The JFrog security research team has disclosed three zero-day vulnerabilities in PickleScan, a widely used tool for scanning Python pickle files, warning that the flaws could enable large-scale software supply chain attacks, particularly for organisations using the PyTorch machine-learning framework.
All three vulnerabilities are rated Critical with a CVSS score of 9.3. According to JFrog, attackers could exploit the issues to bypass PickleScan’s defences and execute arbitrary code by loading untrusted PyTorch models. The company said this poses a significant risk given PyTorch’s widespread use and the more than 200,000 publicly available models that can be downloaded from online repositories.
Because pickle files can embed executable code, scanning tools like PickleScan are used to prevent malicious payloads from being executed during model loading. JFrog said the newly identified issues show that standard scanning mechanisms can be circumvented, creating an opening for models containing hidden malware to be deployed into production environments.
JFrog Security Researcher David Cohen said AI libraries are expanding faster than traditional security tools can adapt, increasing the risk of unanticipated attack techniques. He said the increasing complexity of frameworks like PyTorch — with frequent updates, new model formats and evolving execution paths — widens the gap between innovation and protection.
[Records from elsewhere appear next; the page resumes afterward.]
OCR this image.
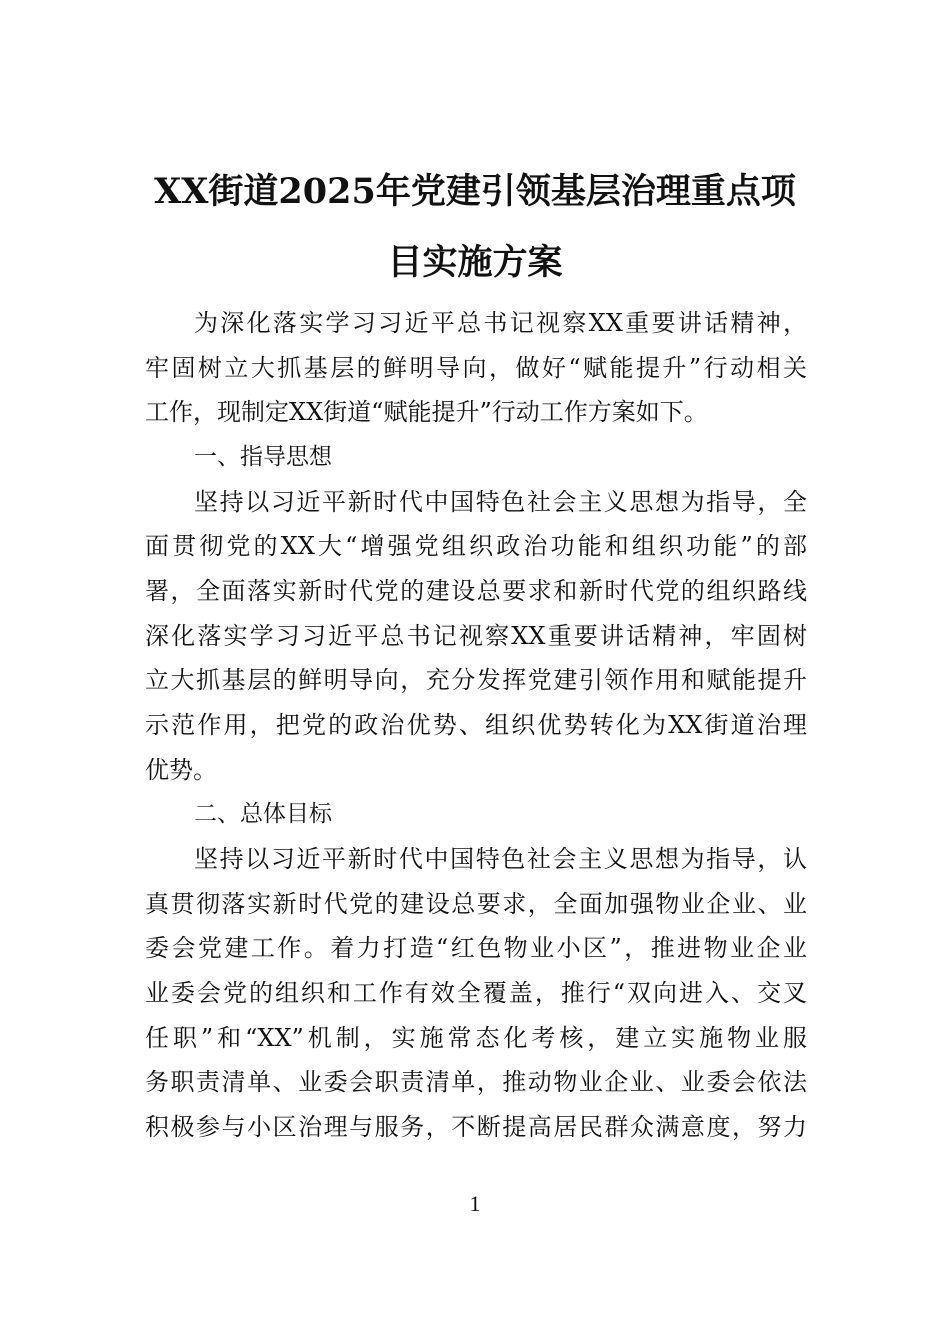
XX街道2025年党建引领基层治理重点项
目实施方案
为深化落实学习习近平总书记视察XX重要讲话精神，
牢固树立大抓基层的鲜明导向，做好“赋能提升”行动相关
工作，现制定XX街道“赋能提升”行动工作方案如下。
一、指导思想
坚持以习近平新时代中国特色社会主义思想为指导，全
面贯彻党的XX大“增强党组织政治功能和组织功能”的部
署，全面落实新时代党的建设总要求和新时代党的组织路线
深化落实学习习近平总书记视察XX重要讲话精神，牢固树
立大抓基层的鲜明导向，充分发挥党建引领作用和赋能提升
示范作用，把党的政治优势、组织优势转化为XX街道治理
优势。
二、总体目标
坚持以习近平新时代中国特色社会主义思想为指导，认
真贯彻落实新时代党的建设总要求，全面加强物业企业、业
委会党建工作。着力打造“红色物业小区”，推进物业企业
业委会党的组织和工作有效全覆盖，推行“双向进入、交叉
任职”和“XX”机制，实施常态化考核，建立实施物业服
务职责清单、业委会职责清单，推动物业企业、业委会依法
积极参与小区治理与服务，不断提高居民群众满意度，努力
1
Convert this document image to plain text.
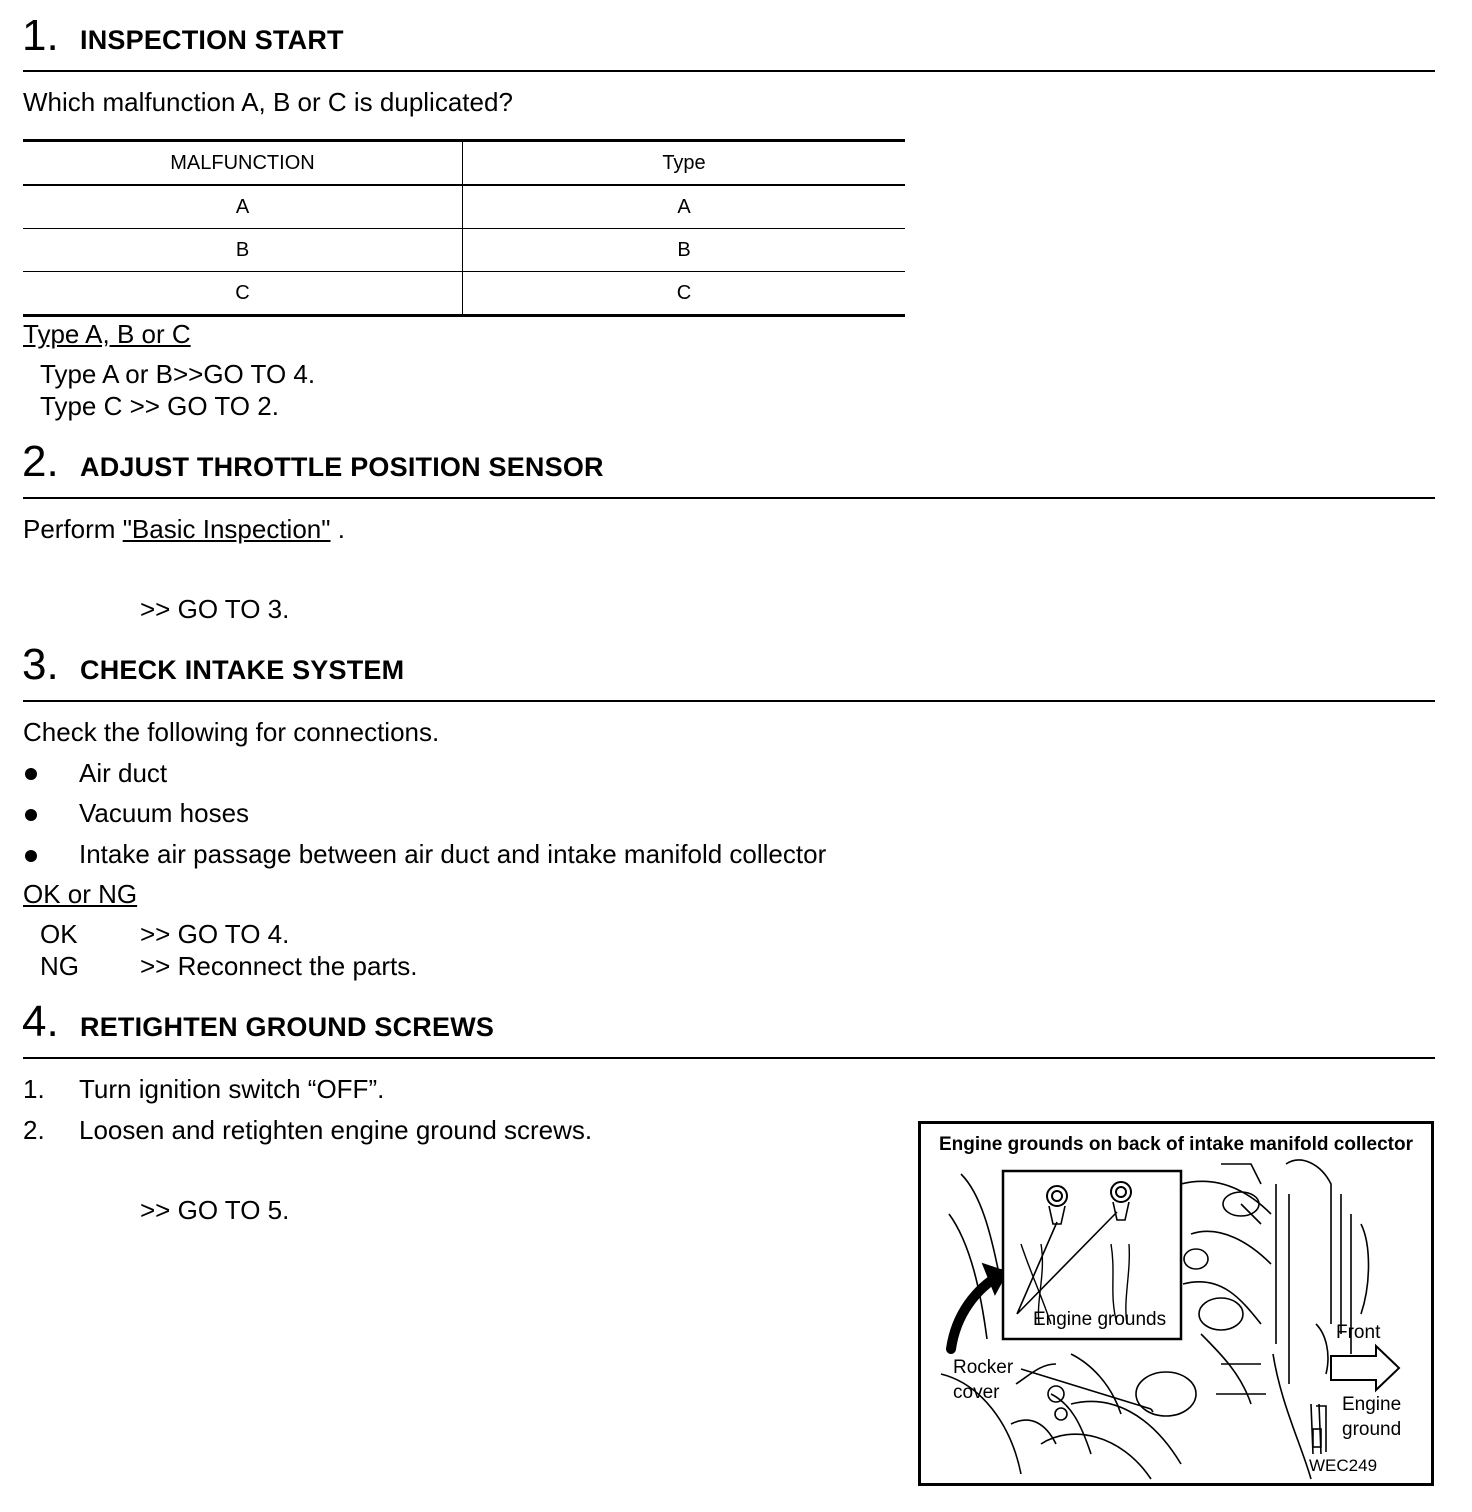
1. INSPECTION START
Which malfunction A, B or C is duplicated?
MALFUNCTION	Type
A	A
B	B
C	C
Type A, B or C
Type A or B>>GO TO 4.
Type C >> GO TO 2.
2. ADJUST THROTTLE POSITION SENSOR
Perform "Basic Inspection" .
>> GO TO 3.
3. CHECK INTAKE SYSTEM
Check the following for connections.
Air duct
Vacuum hoses
Intake air passage between air duct and intake manifold collector
OK or NG
OK >> GO TO 4.
NG >> Reconnect the parts.
4. RETIGHTEN GROUND SCREWS
1. Turn ignition switch “OFF”.
2. Loosen and retighten engine ground screws.
>> GO TO 5.
Engine grounds on back of intake manifold collector
Engine grounds
Front
Rocker
cover
Engine
ground
WEC249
Cohen said the industry needs a research-driven security layer that continuously analyses AI models, tracks library changes and identifies emerging exploitation methods. “This widening gap leaves organizations exposed to emerging threats that conventional tools simply weren’t designed to anticipate,” he said. “By actively analysing new models and uncovering novel exploitation techniques, this approach delivers adaptive, intelligence-driven protection against the vulnerabilities that matter most.”
JFrog has published a detailed technical analysis of the vulnerabilities and recommended that organisations treat untrusted PyTorch models as potentially dangerous until updated mitigation tools are available.